Psychologists in the 21st century must address a number of issues regarding the provision of mental health care, including barriers to care, greater emphasis on providing care to the underserved, and lowering health care costs. In this paper, we have focused on one method of doing so - providing psychotherapy by telephone. We have reviewed the evidence base for how and why telephone-delivered psychotherapy can be effective and provided practical suggestions for dealing with some of the difficulties that occur with delivering psychotherapy by telephone.
Although more studies are clearly needed, a growing number of methodologically strong studies demonstrate positive outcomes for telephone-delivered psychotherapy. Much of this research was conducted by Mohr, who concluded that “enough positive trials exist for telephone CBT to be considered an empirically supported treatment” (
Mohr et al., 2011, p. 264). Nonetheless, we still lack comparisons of telephone-delivered psychotherapy versus face-to-face psychotherapy and evidence-based determinations of which clients might derive the most benefit from telephone-delivered psychotherapy. Furthermore, most published RCTs compared telephone-delivered psychotherapy with information only, treatment as usual, and wait-list comparison groups rather than more active comparison groups. Moreover, the one study compared face-to-face and telephone deliveries of the same treatment found no significant differences in outcomes (
Lovell et al., 2006). Much more work is needed to fully understand potential differential effects for psychotherapy delivery methods (i.e., face-to-face versus telephone).
Another important issue is the dearth of research on telephone-delivered psychotherapy other than CBT. One potential explanation is that CBT may be easier to deliver by telephone because it relies more on the development of specific skills and less on the therapeutic relationship as the “principal agent of change” as in more emotion-focused types of therapies (
Beckner, Vella, Howard, & Mohr, 2007;
Bee et al., 2010). This notion is partially supported by
Beckner et al. (2007), who found greater therapeutic alliance for telephone CBT than telephone emotion-focused supportive therapy. They suggest that in emotion-focused therapy, the lack of physical proximity and nonverbal communication may hamper development of trust needed to explore and understand one's emotional experience.
Because little research has compared various types of psychotherapy conducted by telephone, little can be said about the relative effectiveness of various methods. There are two notable exceptions. One study compared telephone-delivered CBT with telephone-delivered emotion focused therapy. While both types of psychotherapy produced significant declines in depressive symptoms, CBT recipients experienced significantly greater benefits (
Mohr et al., 2005). Another study demonstrated that brief telephone-delivered interpersonal therapy was superior to usual care in reducing depressive symptoms in HIV-AIDS patients (
Ransom et al., 2008). Thus, some evidence suggests that non-CBT approaches can be efficacious when delivered by telephone. However, more work is needed to explore this area, to determine how much these approaches may need to be adapted for telephone delivery, and the effect of telephone delivery on therapeutic processes central to the psychotherapy being studied.
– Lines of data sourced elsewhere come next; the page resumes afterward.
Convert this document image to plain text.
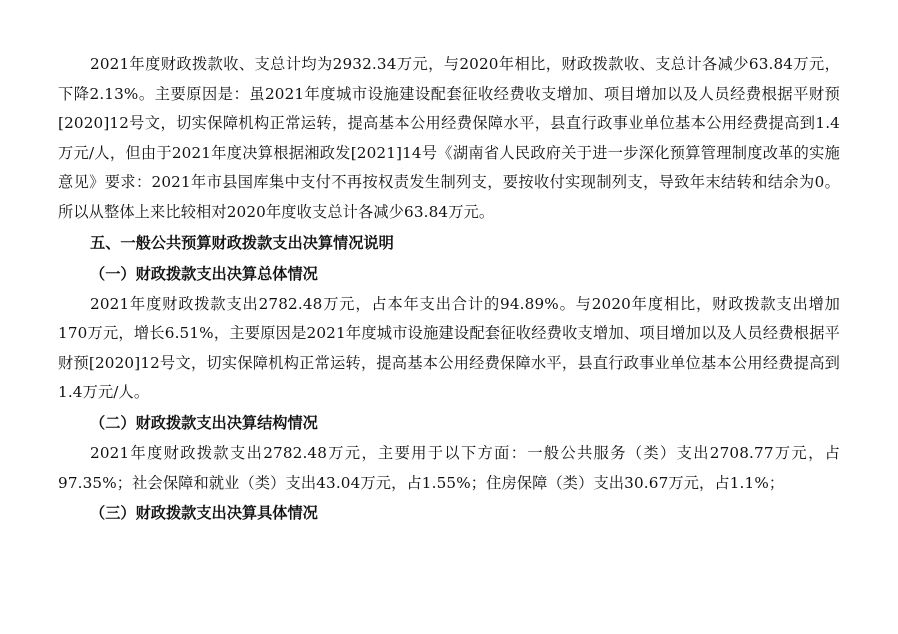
2021年度财政拨款收、支总计均为2932.34万元，与2020年相比，财政拨款收、支总计各减少63.84万元，下降2.13%。主要原因是：虽2021年度城市设施建设配套征收经费收支增加、项目增加以及人员经费根据平财预[2020]12号文，切实保障机构正常运转，提高基本公用经费保障水平，县直行政事业单位基本公用经费提高到1.4万元/人，但由于2021年度决算根据湘政发[2021]14号《湖南省人民政府关于进一步深化预算管理制度改革的实施意见》要求：2021年市县国库集中支付不再按权责发生制列支，要按收付实现制列支，导致年末结转和结余为0。所以从整体上来比较相对2020年度收支总计各减少63.84万元。

五、一般公共预算财政拨款支出决算情况说明

（一）财政拨款支出决算总体情况

2021年度财政拨款支出2782.48万元，占本年支出合计的94.89%。与2020年度相比，财政拨款支出增加170万元，增长6.51%，主要原因是2021年度城市设施建设配套征收经费收支增加、项目增加以及人员经费根据平财预[2020]12号文，切实保障机构正常运转，提高基本公用经费保障水平，县直行政事业单位基本公用经费提高到1.4万元/人。

（二）财政拨款支出决算结构情况

2021年度财政拨款支出2782.48万元，主要用于以下方面：一般公共服务（类）支出2708.77万元，占97.35%；社会保障和就业（类）支出43.04万元，占1.55%；住房保障（类）支出30.67万元，占1.1%；

（三）财政拨款支出决算具体情况
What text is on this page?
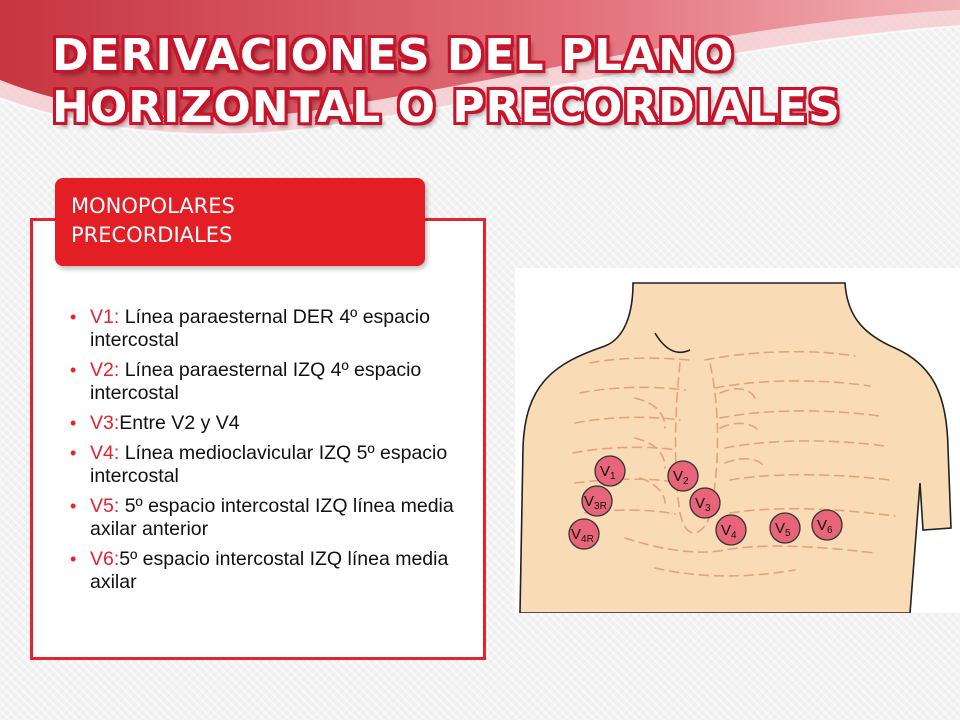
DERIVACIONES DEL PLANO
HORIZONTAL O PRECORDIALES
MONOPOLARES
PRECORDIALES
• V1: Línea paraesternal DER 4º espacio intercostal
• V2: Línea paraesternal IZQ 4º espacio intercostal
• V3:Entre V2 y V4
• V4: Línea medioclavicular IZQ 5º espacio intercostal
• V5: 5º espacio intercostal IZQ línea media axilar anterior
• V6:5º espacio intercostal IZQ línea media axilar
$V_1$	$V_2$
$V_{3R}$	$V_3$
$V_{4R}$
$V_4$	$V_5$ $V_6$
Another potential reason for the extensive focus on CBT is that it requires relatively minimal adaptations for telephone delivery. In CBT, most techniques traditionally taught face-to-face can be extended to the telephone (except deep breathing and progressive muscle relaxation techniques where visual observation is helpful). However, use of written materials, DVDs, or online videos to demonstrate the exercises may minimize this concern. Conversely, other techniques may be more feasible to conduct via the telephone. For example, a psychotherapist can be fully present during an in vivo exposure experience without being physically present.
Telephone-delivered psychotherapy is one component of telehealth. In addition to psychotherapy delivered by telephone, video, internet, e-mail, and smart phone technology have been incorporated into mental health treatment. Some applications are self-guided, in which clients may have minimal contact with a psychotherapist. However, increased psychotherapist presence has been associated with significantly better outcomes (
Spek et al., 2007), suggesting that psychotherapy delivered by telephone or in person may be preferable. Then again, use of technology with minimal psychotherapist contact may be adequate for very highly motivated clients or those with subthreshold symptoms, whereas increased psychotherapist contact (whether by telephone or videoconference) may be preferred for clients with more serious disorders (
Newman et al. 2011). Studies of new modalities for delivering telehealth and the degree of psychotherapist contact will help to develop the most efficacious telehealth treatments.
Overall, research suggests that telephone-delivered psychotherapy has the potential to deliver promising results. Psychotherapists must be aware of the challenges of conducting telephone psychotherapy and develop a plan for dealing with these challenges in advance. With the ever-growing reliance on technology, specific training in alternate methods of delivering psychotherapy (e.g. the telephone) should be integrated into clinical training programs to prepare trainees to be competent providers within the rapidly changing landscape of available mental health services.